Serait-ce parce qu’elles ne croient pas au pouvoir des manifestations, de la grève, à la possibilité de faire plier le gouvernement ? Pourtant beaucoup d’entre elles n’hésitent pas à sortir dans la rue quand elles estiment que les enjeux sont importants. 

Serait-ce parce qu’elles manquent de temps ou d’argent ? Pourtant beaucoup d’engagements pour le climat permettent en fait de réaliser des économies, et ne requièrent pas de temps supplémentaire : typiquement ne pas partir en vacances à l’autre bout du monde et manger végé. 

Serait-ce parce qu’elles pensent que la lutte contre le changement climatique est un truc de privilégié ? Pourtant, les victimes du changement climatiques seront très majoritairement des personnes vivant dans des pays pauvres.

Je n’ai pas ici l’intention d’être accusateur ou prétentieux. Même si j’essaie de faire des efforts, je suis moi-même loin d’être parfait. Par ailleurs, ces connaissances ont peut-être de très bonnes raisons qui expliquent leur manque d’implication. Je cherche plutôt à souligner mon incompréhension. Mon incapacité à comprendre pourquoi les gens se sentent si peu investis par la lutte contre le changement climatique. Pourquoi ils ne cherchent pas à agir sur leur impact environnemental individuel, celui des entreprises ou de l’état.

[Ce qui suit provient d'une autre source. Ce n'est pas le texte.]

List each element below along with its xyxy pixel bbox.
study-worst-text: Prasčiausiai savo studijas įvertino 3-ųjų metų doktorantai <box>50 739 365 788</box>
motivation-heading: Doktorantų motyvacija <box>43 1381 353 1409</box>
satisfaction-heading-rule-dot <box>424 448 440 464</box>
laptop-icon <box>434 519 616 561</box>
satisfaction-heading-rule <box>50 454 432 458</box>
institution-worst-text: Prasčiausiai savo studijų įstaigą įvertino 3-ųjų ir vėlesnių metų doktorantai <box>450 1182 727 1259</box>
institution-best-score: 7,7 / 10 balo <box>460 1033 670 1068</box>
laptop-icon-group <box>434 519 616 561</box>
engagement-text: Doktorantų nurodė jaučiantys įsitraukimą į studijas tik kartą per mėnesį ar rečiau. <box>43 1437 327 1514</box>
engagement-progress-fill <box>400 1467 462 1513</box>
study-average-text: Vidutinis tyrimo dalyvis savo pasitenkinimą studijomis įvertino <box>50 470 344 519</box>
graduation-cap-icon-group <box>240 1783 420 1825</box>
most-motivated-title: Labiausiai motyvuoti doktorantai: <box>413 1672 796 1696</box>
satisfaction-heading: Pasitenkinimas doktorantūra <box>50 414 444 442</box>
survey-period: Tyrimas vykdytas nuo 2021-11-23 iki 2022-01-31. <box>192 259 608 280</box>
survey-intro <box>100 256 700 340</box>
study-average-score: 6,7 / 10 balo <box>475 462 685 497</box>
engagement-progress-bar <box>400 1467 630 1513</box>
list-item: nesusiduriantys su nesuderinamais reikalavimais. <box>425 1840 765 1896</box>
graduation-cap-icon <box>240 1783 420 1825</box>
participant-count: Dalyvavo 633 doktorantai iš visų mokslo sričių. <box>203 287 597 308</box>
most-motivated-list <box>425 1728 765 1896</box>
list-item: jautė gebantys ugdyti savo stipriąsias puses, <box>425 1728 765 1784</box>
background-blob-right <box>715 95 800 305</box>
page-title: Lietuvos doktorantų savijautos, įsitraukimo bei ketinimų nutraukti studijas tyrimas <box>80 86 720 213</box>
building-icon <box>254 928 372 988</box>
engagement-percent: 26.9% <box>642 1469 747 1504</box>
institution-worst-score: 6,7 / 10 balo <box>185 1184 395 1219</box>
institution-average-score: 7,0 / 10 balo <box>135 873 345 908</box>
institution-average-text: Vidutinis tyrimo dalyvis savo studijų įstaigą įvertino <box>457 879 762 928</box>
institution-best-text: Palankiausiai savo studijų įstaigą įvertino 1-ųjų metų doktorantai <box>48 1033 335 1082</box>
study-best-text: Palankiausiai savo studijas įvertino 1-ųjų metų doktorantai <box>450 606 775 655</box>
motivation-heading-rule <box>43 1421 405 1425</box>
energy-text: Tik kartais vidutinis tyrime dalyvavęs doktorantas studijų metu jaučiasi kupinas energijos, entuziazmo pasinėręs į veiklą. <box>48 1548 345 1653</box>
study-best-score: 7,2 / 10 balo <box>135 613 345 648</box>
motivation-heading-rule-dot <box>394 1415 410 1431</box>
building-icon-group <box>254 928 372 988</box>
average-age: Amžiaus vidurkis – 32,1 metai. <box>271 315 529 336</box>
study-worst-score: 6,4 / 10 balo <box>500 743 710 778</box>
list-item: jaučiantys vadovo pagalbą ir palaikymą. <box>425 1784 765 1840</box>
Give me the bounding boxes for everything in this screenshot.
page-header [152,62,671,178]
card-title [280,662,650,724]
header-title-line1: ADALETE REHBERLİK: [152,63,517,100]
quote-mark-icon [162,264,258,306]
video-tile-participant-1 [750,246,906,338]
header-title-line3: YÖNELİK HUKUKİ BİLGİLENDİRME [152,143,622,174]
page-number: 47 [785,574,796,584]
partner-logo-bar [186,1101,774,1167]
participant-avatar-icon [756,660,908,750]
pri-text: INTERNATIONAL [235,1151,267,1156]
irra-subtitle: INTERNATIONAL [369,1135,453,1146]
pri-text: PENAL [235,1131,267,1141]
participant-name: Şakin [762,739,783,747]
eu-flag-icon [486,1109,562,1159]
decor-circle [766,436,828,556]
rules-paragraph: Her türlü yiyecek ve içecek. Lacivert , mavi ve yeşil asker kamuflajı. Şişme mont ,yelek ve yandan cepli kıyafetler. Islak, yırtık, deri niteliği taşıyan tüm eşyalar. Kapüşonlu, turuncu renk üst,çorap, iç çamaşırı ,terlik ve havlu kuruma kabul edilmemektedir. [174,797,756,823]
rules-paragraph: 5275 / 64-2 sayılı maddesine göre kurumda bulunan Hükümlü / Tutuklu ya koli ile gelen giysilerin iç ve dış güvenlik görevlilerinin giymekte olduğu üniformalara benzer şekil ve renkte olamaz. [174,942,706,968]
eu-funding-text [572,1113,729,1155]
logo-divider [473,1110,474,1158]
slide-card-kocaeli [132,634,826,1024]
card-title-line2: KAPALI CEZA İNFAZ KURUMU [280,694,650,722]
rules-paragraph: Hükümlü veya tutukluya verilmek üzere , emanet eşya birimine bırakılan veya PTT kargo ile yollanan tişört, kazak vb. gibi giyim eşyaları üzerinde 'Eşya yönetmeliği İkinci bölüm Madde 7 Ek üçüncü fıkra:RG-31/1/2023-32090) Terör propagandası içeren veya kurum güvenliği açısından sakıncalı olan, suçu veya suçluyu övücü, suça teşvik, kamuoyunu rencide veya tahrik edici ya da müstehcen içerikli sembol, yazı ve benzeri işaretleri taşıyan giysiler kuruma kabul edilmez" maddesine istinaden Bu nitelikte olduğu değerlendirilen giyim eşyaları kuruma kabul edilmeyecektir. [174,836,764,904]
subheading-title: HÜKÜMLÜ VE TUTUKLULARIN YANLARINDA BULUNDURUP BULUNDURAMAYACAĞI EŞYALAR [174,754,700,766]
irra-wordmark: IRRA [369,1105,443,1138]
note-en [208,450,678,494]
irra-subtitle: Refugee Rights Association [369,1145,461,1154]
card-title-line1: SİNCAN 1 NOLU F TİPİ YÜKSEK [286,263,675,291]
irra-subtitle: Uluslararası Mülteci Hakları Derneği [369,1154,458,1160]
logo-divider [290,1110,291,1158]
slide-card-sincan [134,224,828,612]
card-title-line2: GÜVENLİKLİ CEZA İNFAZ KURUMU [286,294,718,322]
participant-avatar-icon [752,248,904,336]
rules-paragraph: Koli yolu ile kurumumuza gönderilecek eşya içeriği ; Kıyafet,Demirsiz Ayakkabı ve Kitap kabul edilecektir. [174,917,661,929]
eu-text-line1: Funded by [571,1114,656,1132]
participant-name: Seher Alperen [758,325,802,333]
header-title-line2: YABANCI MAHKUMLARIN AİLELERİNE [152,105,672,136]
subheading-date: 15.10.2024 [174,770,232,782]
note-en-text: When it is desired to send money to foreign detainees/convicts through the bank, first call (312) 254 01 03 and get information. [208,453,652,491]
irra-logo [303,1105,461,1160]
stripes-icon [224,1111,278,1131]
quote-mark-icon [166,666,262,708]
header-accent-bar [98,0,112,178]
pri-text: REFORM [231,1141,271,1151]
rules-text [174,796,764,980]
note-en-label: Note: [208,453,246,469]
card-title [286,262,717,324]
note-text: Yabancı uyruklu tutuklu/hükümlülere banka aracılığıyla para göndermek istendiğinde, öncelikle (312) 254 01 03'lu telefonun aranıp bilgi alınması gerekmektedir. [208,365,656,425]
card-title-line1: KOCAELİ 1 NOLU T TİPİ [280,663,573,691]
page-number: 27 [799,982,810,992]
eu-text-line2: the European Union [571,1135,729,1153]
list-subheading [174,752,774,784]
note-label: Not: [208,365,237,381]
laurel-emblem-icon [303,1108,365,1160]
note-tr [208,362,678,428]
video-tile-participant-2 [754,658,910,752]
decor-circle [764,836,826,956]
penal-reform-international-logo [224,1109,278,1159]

Au final, le fait que pokémon se mette à parler du changement climatique me semble correspondre plus ou moins au même symptôme. Parler du changement climatique, être convaincu de son importance, sensibiliser à son sujet, dénoncer les quelques climato sceptiques qui subsistent encore, faire preuve de cynisme quant à la situation ne nécessitent pas d’efforts particuliers. Ils permettent même d’avoir l’air cool et engagé, de faire partie du camp des gentils à moindre frais. C’est pour cela que je pense que nous devons oeuvrer à déplacer le “curseur de l’engagement” et faire en sorte que l’engagement minimal dans la lutte contre le changement climatique ne puisse se limiter à des paroles ou à une posture, mais doive s’accompagner d’actions concrètes et pertinentes. Nous ne pouvons nous permettre de prendre le changement climatique à la légère tant ses conséquences peuvent être désastreuses. Nous ne devrions pas considérer que la simple reconnaissance du problème et de la nécessité d’agir relève d’un quelconque engagement. Peut-être même devrions nous aller encore plus loin et considérer l’engagement faible comme tout aussi immoral que l’inaction ?

Tom Bry-Chevalier

[1] Au passage, l’acidification des océans est l’autre grande conséquence de l’augmentation de la concentration de carbone dans l’atmosphère. Moins médiatisée que son grand frère, le changement climatique, elle a néanmoins des répercussions importantes.